Posted By: on June 20, 2019
dealing with my CPTSD

When dealing with my CPTSD, OCD, and major depressive disorder, some days are harder than others. When that happens, I try to tell myself gently that it’s just one of those days. “It’s just one of those days. This, too, will pass,” I remind myself.

This gentle reminder is a mindfulness exercise that helps me keep things in perspective. There are other tools I’ve learned that help me get through these days as well. For instance, sometimes it helps to make a mental list of improvements in my life and milestones in my healing journey. It helps me see how far I’ve come before I get overwhelmed with fear and stress. Fear and stress take me out of the present moment, but naming and listing my accomplishments helps me realize and hold onto the bigger picture of my recovery.

An example of an accomplishment that I like to include in my list is the major reduction in the number of weekly panic attacks I used to have. I used to have major panic attacks in which I would cry endlessly and feel completely hopeless. Another example is the progress I’ve made with emotional regulation. I’m not always perfect, but I no longer have emotional outbursts. I’ve accomplished this through regular practice of mindfulness techniques.

I’d like to share some other tools that I use when I’m having a particularly difficult day. When I’m sitting at my desk or I am in-between tasks, sometimes my anxiety begins to overwhelm me. When this happens, I like to practice deep breathing. I take a deep breath, as deep as I possibly can, and I repeat this three or four times. Taking a moment for myself really helps keep me grounded. I exhale and can feel my body relaxing, and I feel more connected to the earth.

Sometimes, I need to take more time to ground myself in the present moment. When this happens, I like to use a “5 in 5 senses” exercise technique. This is really easy to do, especially once you’ve practiced it a few times. The idea is simple. You name five things around you for each of your five senses. First, I’ll name five things to myself that I can see outside or in the room. Then, I’ll name five scents I can smell; I’ll name five things I can taste (if I have food or drink nearby); I’ll name five sounds I can hear; and I’ll name five things I can touch/feel.

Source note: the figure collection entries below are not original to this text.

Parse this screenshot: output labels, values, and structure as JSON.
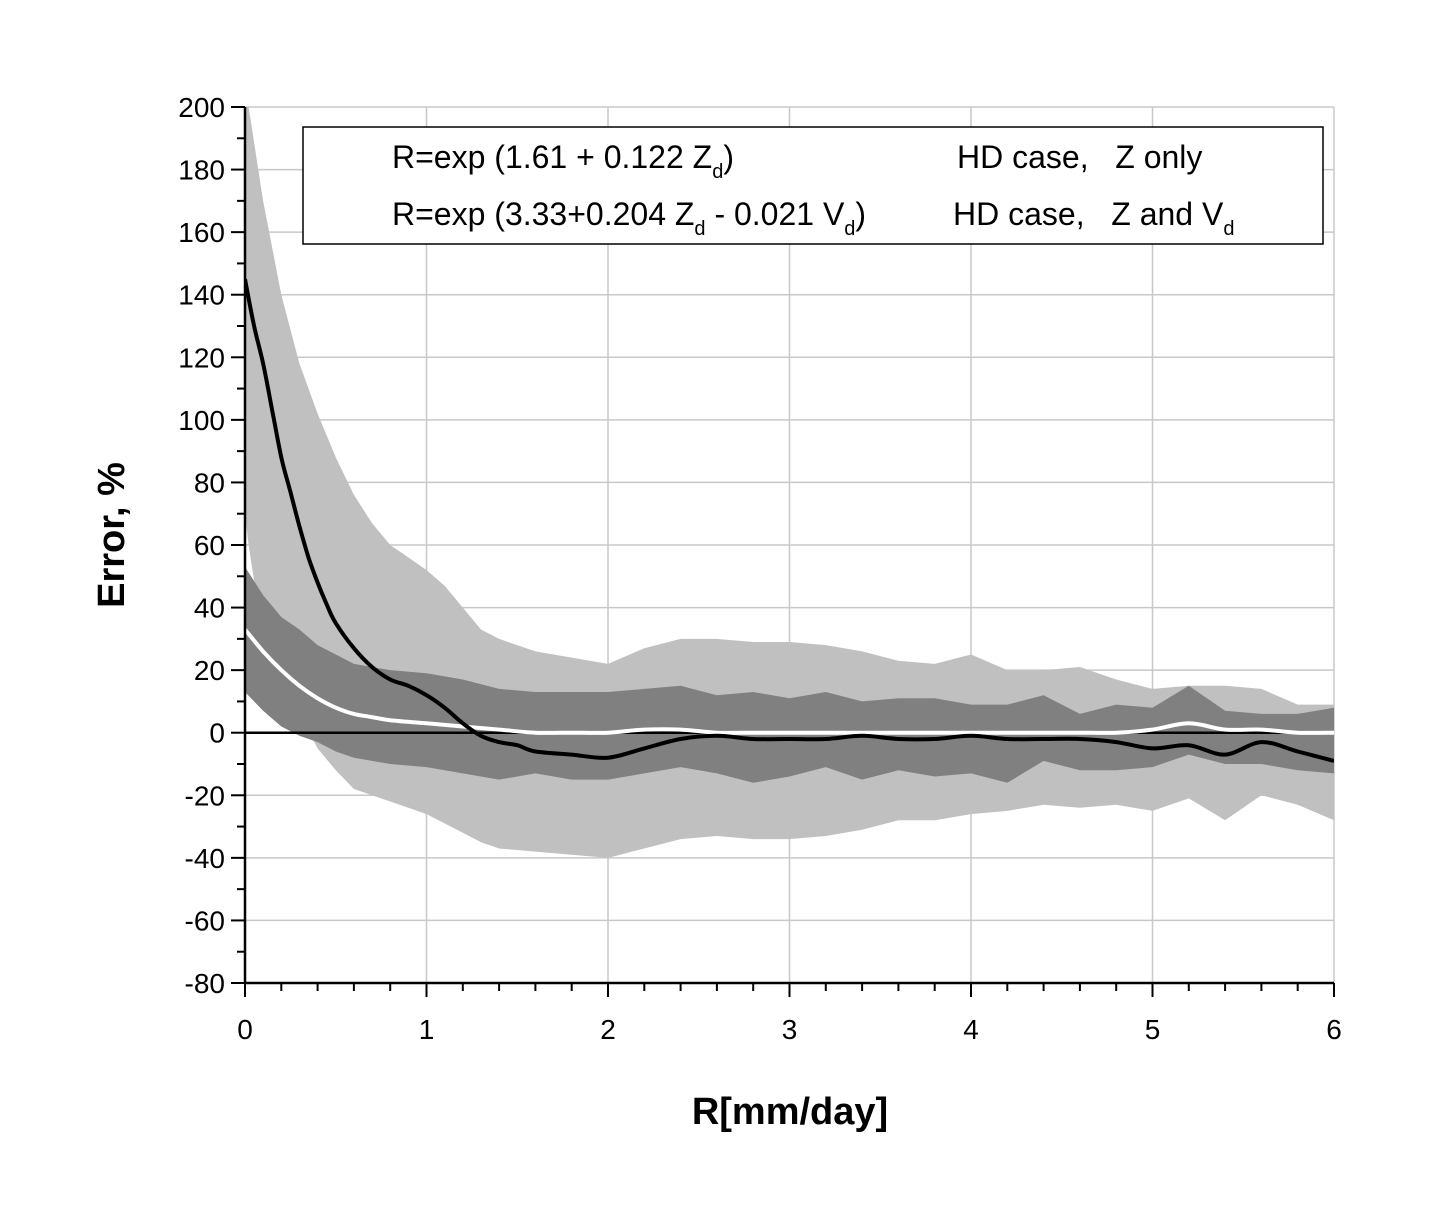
{
  "chart_data": {
    "type": "area",
    "xlabel": "R[mm/day]",
    "ylabel": "Error, %",
    "xlim": [
      0,
      6
    ],
    "ylim": [
      -80,
      200
    ],
    "x_ticks": [
      "0",
      "1",
      "2",
      "3",
      "4",
      "5",
      "6"
    ],
    "y_ticks": [
      "-80",
      "-60",
      "-40",
      "-20",
      "0",
      "20",
      "40",
      "60",
      "80",
      "100",
      "120",
      "140",
      "160",
      "180",
      "200"
    ],
    "grid": true,
    "legend_position": "top",
    "legend": [
      {
        "formula": "R=exp (1.61 + 0.122 Z",
        "formula_sub": "d",
        "formula_end": ")",
        "case": "HD case,   Z only",
        "case_sub": ""
      },
      {
        "formula": "R=exp (3.33+0.204 Z",
        "formula_sub": "d",
        "formula_mid": " - 0.021 V",
        "formula_sub2": "d",
        "formula_end": ")",
        "case": "HD case,   Z and V",
        "case_sub": "d"
      }
    ],
    "colors": {
      "light_band": "#c0c0c0",
      "dark_band": "#808080",
      "z_only_line": "#000000",
      "zv_line": "#ffffff",
      "zero_line": "#000000"
    },
    "light_band": {
      "x": [
        0,
        0.02,
        0.1,
        0.2,
        0.3,
        0.4,
        0.5,
        0.6,
        0.7,
        0.8,
        0.9,
        1.0,
        1.1,
        1.2,
        1.3,
        1.4,
        1.6,
        1.8,
        2.0,
        2.2,
        2.4,
        2.6,
        2.8,
        3.0,
        3.2,
        3.4,
        3.6,
        3.8,
        4.0,
        4.2,
        4.4,
        4.6,
        4.8,
        5.0,
        5.2,
        5.4,
        5.6,
        5.8,
        6.0
      ],
      "upper": [
        200,
        200,
        170,
        140,
        118,
        102,
        88,
        76,
        67,
        60,
        56,
        52,
        47,
        40,
        33,
        30,
        26,
        24,
        22,
        27,
        30,
        30,
        29,
        29,
        28,
        26,
        23,
        22,
        25,
        20,
        20,
        21,
        17,
        14,
        15,
        15,
        14,
        9,
        9
      ],
      "lower": [
        70,
        60,
        30,
        14,
        6,
        -5,
        -12,
        -18,
        -20,
        -22,
        -24,
        -26,
        -29,
        -32,
        -35,
        -37,
        -38,
        -39,
        -40,
        -37,
        -34,
        -33,
        -34,
        -34,
        -33,
        -31,
        -28,
        -28,
        -26,
        -25,
        -23,
        -24,
        -23,
        -25,
        -21,
        -28,
        -20,
        -23,
        -28
      ]
    },
    "dark_band": {
      "x": [
        0,
        0.1,
        0.2,
        0.3,
        0.4,
        0.5,
        0.6,
        0.7,
        0.8,
        1.0,
        1.2,
        1.4,
        1.6,
        1.8,
        2.0,
        2.2,
        2.4,
        2.6,
        2.8,
        3.0,
        3.2,
        3.4,
        3.6,
        3.8,
        4.0,
        4.2,
        4.4,
        4.6,
        4.8,
        5.0,
        5.2,
        5.4,
        5.6,
        5.8,
        6.0
      ],
      "upper": [
        53,
        44,
        37,
        33,
        28,
        25,
        22,
        21,
        20,
        19,
        17,
        14,
        13,
        13,
        13,
        14,
        15,
        12,
        13,
        11,
        13,
        10,
        11,
        11,
        9,
        9,
        12,
        6,
        9,
        8,
        15,
        7,
        6,
        6,
        8
      ],
      "lower": [
        13,
        7,
        2,
        -1,
        -3,
        -6,
        -8,
        -9,
        -10,
        -11,
        -13,
        -15,
        -13,
        -15,
        -15,
        -13,
        -11,
        -13,
        -16,
        -14,
        -11,
        -15,
        -12,
        -14,
        -13,
        -16,
        -9,
        -12,
        -12,
        -11,
        -7,
        -10,
        -10,
        -12,
        -13
      ]
    },
    "series": [
      {
        "name": "R=exp (1.61 + 0.122 Zd)",
        "x": [
          0,
          0.05,
          0.1,
          0.15,
          0.2,
          0.25,
          0.3,
          0.35,
          0.4,
          0.45,
          0.5,
          0.6,
          0.7,
          0.8,
          0.9,
          1.0,
          1.1,
          1.2,
          1.3,
          1.4,
          1.5,
          1.6,
          1.8,
          2.0,
          2.2,
          2.4,
          2.6,
          2.8,
          3.0,
          3.2,
          3.4,
          3.6,
          3.8,
          4.0,
          4.2,
          4.4,
          4.6,
          4.8,
          5.0,
          5.2,
          5.4,
          5.6,
          5.8,
          6.0
        ],
        "y": [
          145,
          130,
          118,
          103,
          88,
          77,
          66,
          56,
          48,
          41,
          35,
          27,
          21,
          17,
          15,
          12,
          8,
          3,
          -1,
          -3,
          -4,
          -6,
          -7,
          -8,
          -5,
          -2,
          -1,
          -2,
          -2,
          -2,
          -1,
          -2,
          -2,
          -1,
          -2,
          -2,
          -2,
          -3,
          -5,
          -4,
          -7,
          -3,
          -6,
          -9
        ]
      },
      {
        "name": "R=exp (3.33+0.204 Zd - 0.021 Vd)",
        "x": [
          0,
          0.1,
          0.2,
          0.3,
          0.4,
          0.5,
          0.6,
          0.7,
          0.8,
          1.0,
          1.2,
          1.4,
          1.6,
          1.8,
          2.0,
          2.2,
          2.4,
          2.6,
          2.8,
          3.0,
          3.4,
          3.8,
          4.0,
          4.2,
          4.4,
          4.6,
          4.8,
          5.0,
          5.2,
          5.4,
          5.6,
          5.8,
          6.0
        ],
        "y": [
          33,
          26,
          20,
          15,
          11,
          8,
          6,
          5,
          4,
          3,
          2,
          1,
          0,
          0,
          0,
          1,
          1,
          0,
          0,
          0,
          0,
          0,
          0,
          0,
          0,
          0,
          0,
          1,
          3,
          1,
          1,
          0,
          0
        ]
      }
    ]
  }
}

To summarize, here are some tools that I use when my anxiety is rising and when I don’t feel grounded on a particularly difficult day:

  • Acknowledging my progress.
  • Deep breathing exercises.
  • Reminding myself that, “This too shall pass.”
  • 5 in 5 senses.

Most of all, it’s good to know that I have go-to tools I can use to help me when I am struggling. Oftentimes, recovery feels like one step forward and two steps back. Progress is slow, and some days I begin to lose patience with myself. But the more I practice these tools, the faster I become at quieting my anxiety and coming back to myself.